Уборка подходила к концу, когда в коридоре послышались чьи-то шаги, а затем в дверях появился старый Димкин приятель — Мирослав Кратов.
— Извините, что отвлекаю, — начал он, — не подскажете, где здесь вашу новую словесницу найти, Александру Антоновну?
— Наверно, в бассейне, — ответила Эммочка, — там сегодня вроде как насос полетел...
— Благодарю за информацию... — тут Мирослав заметил Киру, — а вот и два знакомых симпатичных хвостика нашлись.
— Что тебе до моих хвостиков? — проворчала девушка.

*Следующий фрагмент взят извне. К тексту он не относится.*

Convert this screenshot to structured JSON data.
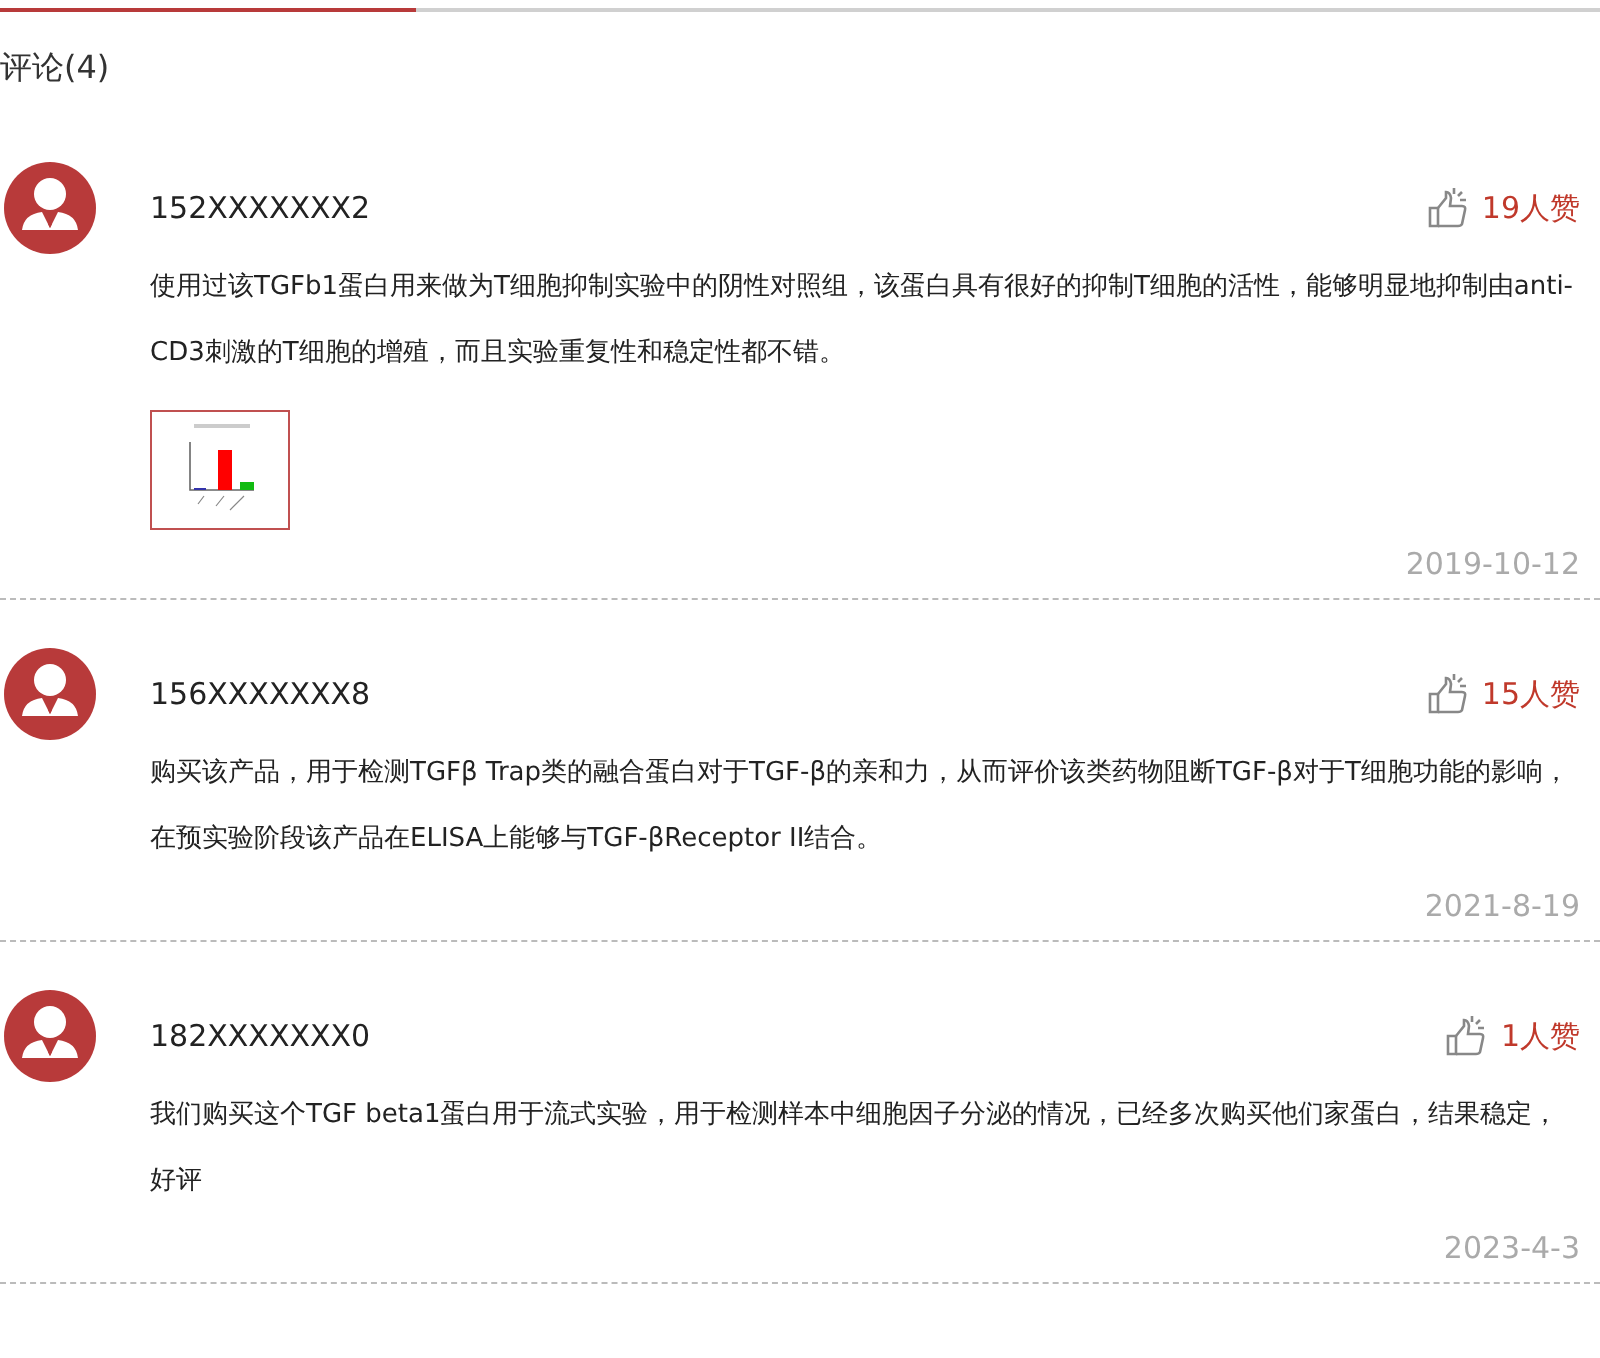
{
  "heading": "评论(4)",
  "comments": [
    {
      "user": "152XXXXXXX2",
      "likes": "19人赞",
      "text": "使用过该TGFb1蛋白用来做为T细胞抑制实验中的阴性对照组，该蛋白具有很好的抑制T细胞的活性，能够明显地抑制由anti-CD3刺激的T细胞的增殖，而且实验重复性和稳定性都不错。",
      "date": "2019-10-12"
    },
    {
      "user": "156XXXXXXX8",
      "likes": "15人赞",
      "text": "购买该产品，用于检测TGFβ Trap类的融合蛋白对于TGF-β的亲和力，从而评价该类药物阻断TGF-β对于T细胞功能的影响，在预实验阶段该产品在ELISA上能够与TGF-βReceptor II结合。",
      "date": "2021-8-19"
    },
    {
      "user": "182XXXXXXX0",
      "likes": "1人赞",
      "text": "我们购买这个TGF beta1蛋白用于流式实验，用于检测样本中细胞因子分泌的情况，已经多次购买他们家蛋白，结果稳定，好评",
      "date": "2023-4-3"
    }
  ]
}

— Что поделаешь, если они такие красивые... ну всё, не буду вам мешать. До скорого, — парень развернулся, и вскоре его шаги затихли где-то на лестнице.
— Кирка, — усмехнулась самая умная ученица, — а знаешь, ты счастливица.
— Это почему это? — фыркнула Кира.
— Потому что тебя нашли красивой. Поняла? Тебя, а не какую-нибудь кривляку с губами Чиччолины... а ты почему-то ворчишь. Лучше бы покраснела от смущения, тебе это бы больше подошло. Ты что, знаешь Кратова?
— Ничего я не знаю, — отмахнулась Кира, — а вот он ведёт себя так, словно... вот дались ему хвостики, и всё.
— Не волнуйся, — успокоила её Эммочка, — он уже не одинок. У него есть девушка постарше нас. Какая-то Стешка Мамонтова из Марьинской гимназии.
— Вот и пусть бы ей говорил про её хвостики, — продолжала дуться Кира, — мои-то ему зачем...
— Так у тебя их целых два, а у Стешки — только один, — хихикнула Эммочка.
Обладательница двух хвостиков ничего на это не ответила. "Нет, что ни говори, а приятно, когда тебя считают красивой, да ещё и говорят об этом без утайки, — подумала она, — а я... вот блин, и чего я так окрысилась на этого Славку?"
С уборкой было покончено. Домой девушки отправились, как и было условлено, вместе. На крыльце Эммочка вдруг остановилась и сказала:
— Кира, я могу у тебя спросить кое-что? Только ты не сердись.
— Спрашивай.
— На следующий день после того, как тебя вызывали таблицу наследования заполнять, ты пришла в школу какая-то сама не своя, мрачнее тучи... это из-за групп крови, да?
— Зачем тебе это? — буркнула Кира. Видно, права была Норка — сейчас эта зубрила начнёт грозить, что всем расскажет...
— Знаешь что, я тебе расскажу, что со мной однажды случилось. Года два назад я осталась дома одна и от нечего делать начала лазить по шкафам. Много чего интересного увидела, в том числе один документ. Когда я его прочла, то весь вечер проплакала в подушку, пока мама с работы не пришла. Я, конечно, успела всё убрать на место, но мама заметила, что со мной что-то не так, и в два счёта всё из меня вытянула...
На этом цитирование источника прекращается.